Do you remember when you were little and you used to blow bubbles with a burnt-out babysitter who had a really cool nose ring? Your eyes would gaze upon the bubble as it floats along until suddenly, within a split second, it pops. The bubble no longer exists.

Guess what? That’s how long it will take for the universe to end. A split second. If your descendants manage to survive our sun supernova-ing, they’re going to witness the end of existence before they can even put together it’s the end of existence.

This is all in theory, of course, and it all depends on whether it was indeed the Higgs boson particle the Large Hadron Collider detected in 2012. The Higgs boson particle (also known as the “God particle”) is the theoretical elementary particle that essentially would be the basis for matter having mass.

Are you still with me? It’s okay. I’m not even with me.

Dr. Joseph Lykken, of the Fermi National Accelerator Laboratory, spoke to reporters at the annual meeting of the American Association for the Advancement of Science. He spoke about a calculation that can theoretically be used to determine how our universe will end should scientists be able to verify the mass of the Higgs boson and other elementary particles.

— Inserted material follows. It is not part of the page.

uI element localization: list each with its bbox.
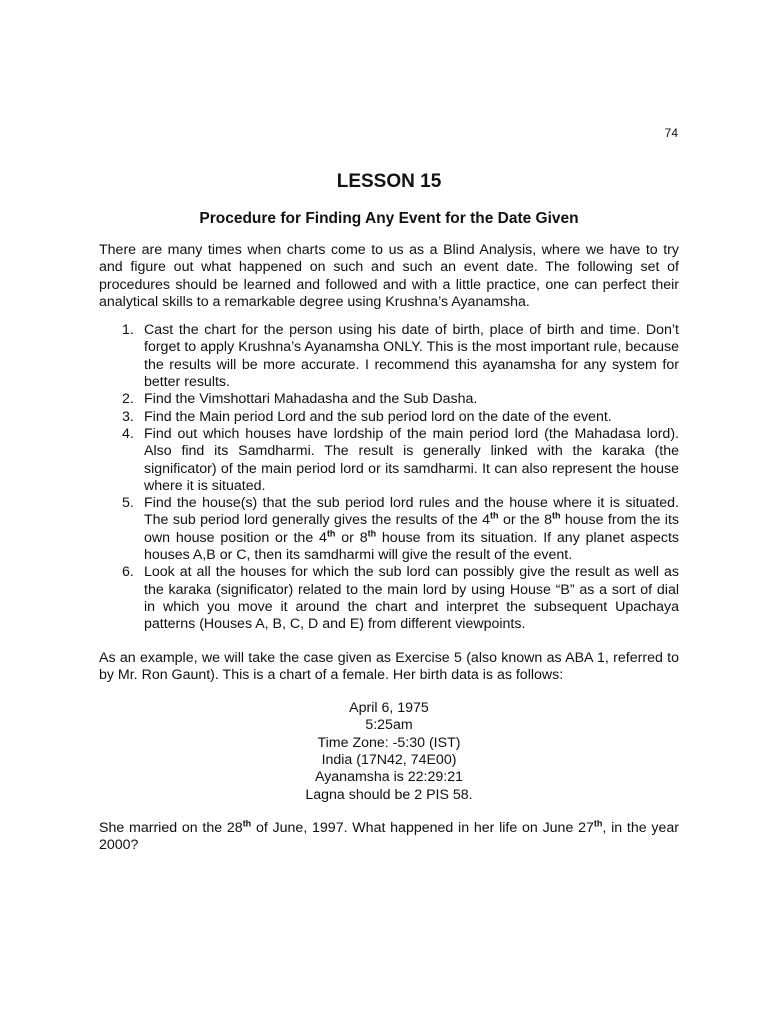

Furthermore, the calculation could verify that in billions upon billions of years from now, the end of the universe will be, to quote Dr. Lykken, “a catastrophe.” Lykken also stated that this catastrophe would be at the speed of light.

“It may be that the universe we live in is inherently unstable and at some point billions of years from now it’s all going to get wiped out,” states Lykken.

He went on to say, “Essentially, the universe wants to be in a different state and so eventually it will realize that. A little bubble of what you might think of as an alternative universe will appear somewhere and then it will expand out and destroy us.”

All right, then!

Obviously the end of the world calculation can likely result in a lot of implications in a variety of fields from physics to philosophy to maybe even some religions. One factor we can take away from this is that, yes, our universe is unstable. Our universe will do its own intergalactic version of whining because it needs a change. It’s finicky, similar to a toddler. Maybe it’s the universe that needs a burnt-out babysitter with a nose ring.

Or some type of, let’s say, Guardian? Chris Pratt, I’m looking at you.